Take a step back into the history of hot rodding for a moment. Way back before electronic fuel injection was available as a standard induction system, carburetors ruled the roost when it came to taming the mean streets. We’re talking the golden era of musclecars, when the factory didn’t think twice about slapping a pair of four-barrel carburetors on top of a factory showroom model.
In 1967, Holley supplied the 427 Corvettes with three two-barrel carburetors. One camp called it triple deuces, another called it the six-pack, and GM called their multi-carb setup the Tri-Power. It found its way on various GM models during the musclecar era, and seeing so much carburetor fill the space between the water neck and the distributor was pure beast-mode.

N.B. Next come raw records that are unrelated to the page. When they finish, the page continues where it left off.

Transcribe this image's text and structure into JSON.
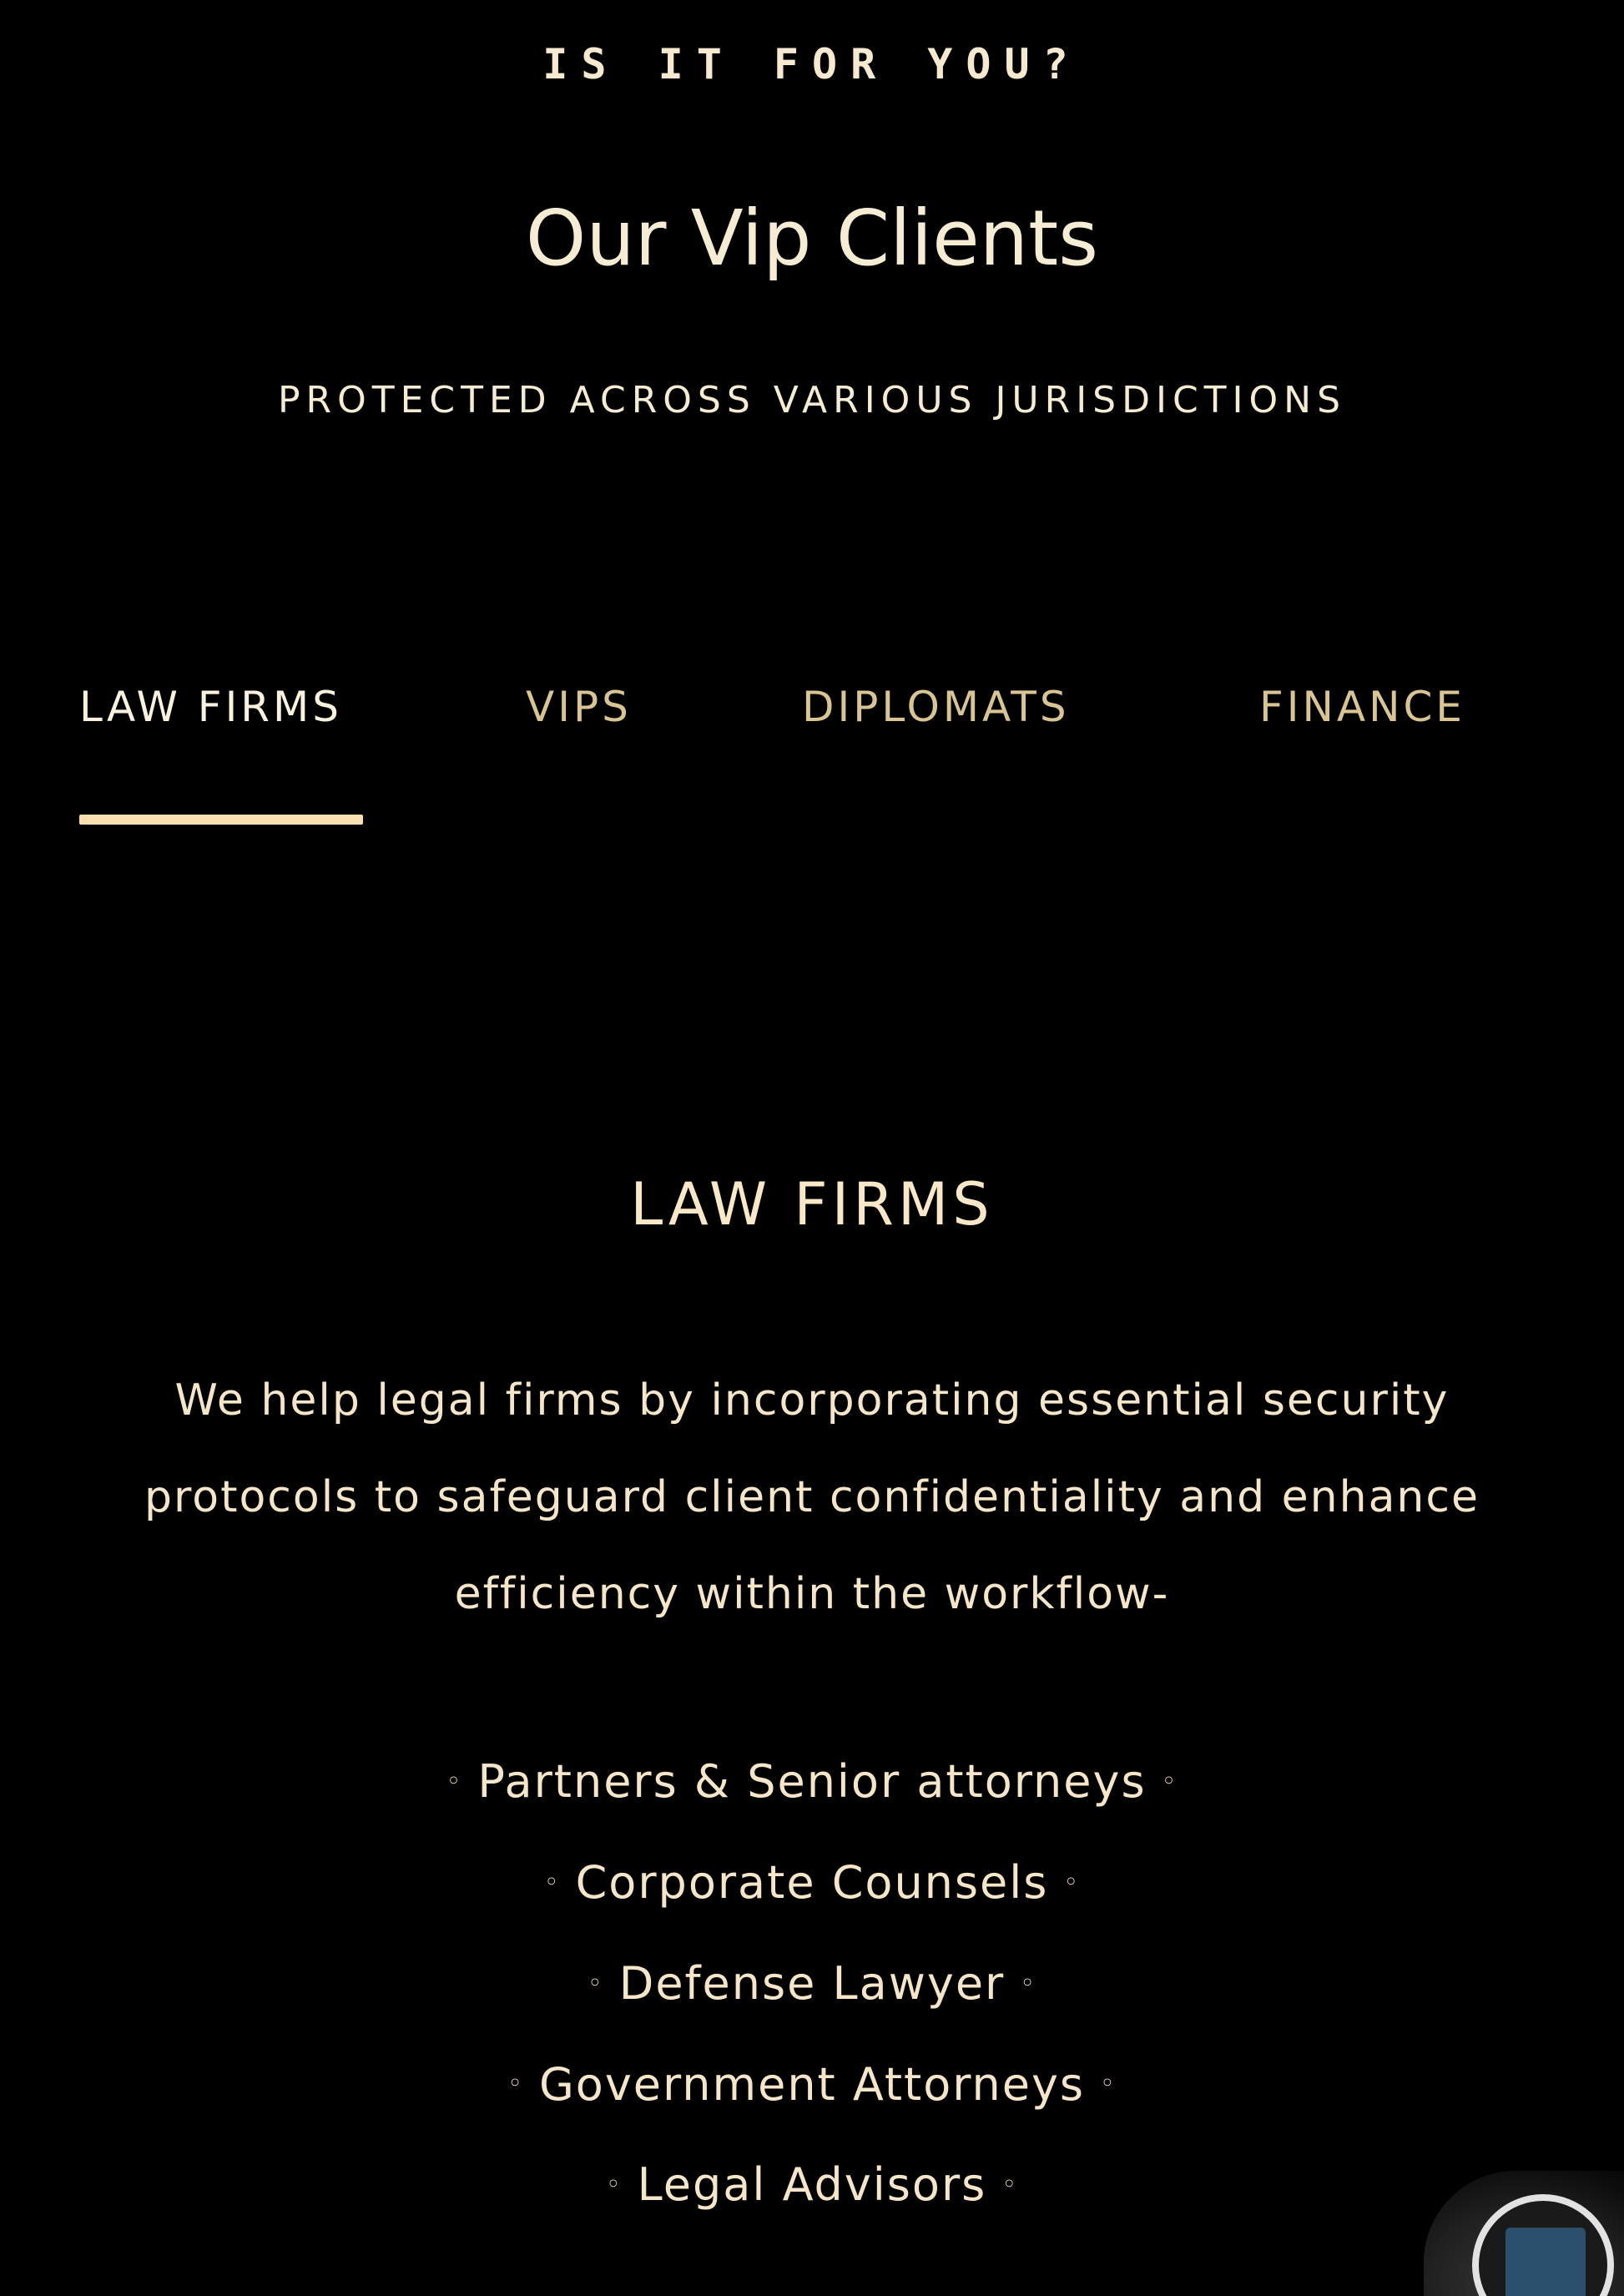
{
  "header": {
    "eyebrow": "IS IT FOR YOU?",
    "title": "Our Vip Clients",
    "subtitle": "PROTECTED ACROSS VARIOUS JURISDICTIONS"
  },
  "tabs": [
    {
      "label": "LAW FIRMS",
      "active": true
    },
    {
      "label": "VIPS",
      "active": false
    },
    {
      "label": "DIPLOMATS",
      "active": false
    },
    {
      "label": "FINANCE",
      "active": false
    }
  ],
  "panel": {
    "heading": "LAW FIRMS",
    "description": "We help legal firms by incorporating essential security protocols to safeguard client confidentiality and enhance efficiency within the workflow-",
    "bullet_glyph": "◦",
    "items": [
      "Partners & Senior attorneys",
      "Corporate Counsels",
      "Defense Lawyer",
      "Government Attorneys",
      "Legal Advisors"
    ]
  },
  "colors": {
    "background": "#000000",
    "text": "#f6e9cf",
    "tab_inactive": "#d9c594",
    "underline": "#f9deb2"
  },
  "icons": {
    "chat_widget": "chat-launcher-icon"
  }
}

Although many modern hot rodders have elected to convert over to the driver-friendly throttle body fuel injection conversion kits, there are still many old school cool holdouts that still love the look of the Tri-Power setup, and the feel after kicking in that extra pair of carburetors when the pedal is romped on.
Holley’s Blane Burnett shows us a Tri-Power setup in the video above that you can buy brand new today with the same kind of underhood magic that the Tri-Power provided gearheads with back in the 1960s and 1970s. Available with either a tumble polished finish (JEGS part #510-300-522) or the old school look of dichromate finish (JEGS part #510-300-521), both kits include a new Weiand dual plane intake manifold and three polished air cleaners with reusable filters (JEGS part #510-120-105).
As was the case for most of these setups, the center carburetor was your cruising carburetor, a little larger cfm than the outer two, and when it was time to put up or shut up the second and third carburetors would kick in on a progressive linkage, providing the extra grunt needed to turn on the power.
The center carburetor is a 350 cfm, while the two outer carburetors are 325 cfm each. Ask any old schooler and he or she will tell you: there’s nothing like hearing and feeling the power when the additional four barrels kick in on a Tri-Power.
If you’re still hooked on old school cool and don’t want to spend weeks searching for an old setup, check out what Holley has for you on their website in the carburetor category. EFI is great, but nothing beats the look of a Tri-Power setup when you pop the hood at cruise night. There’s going to be a crowd – just like the one on top of your intake manifold.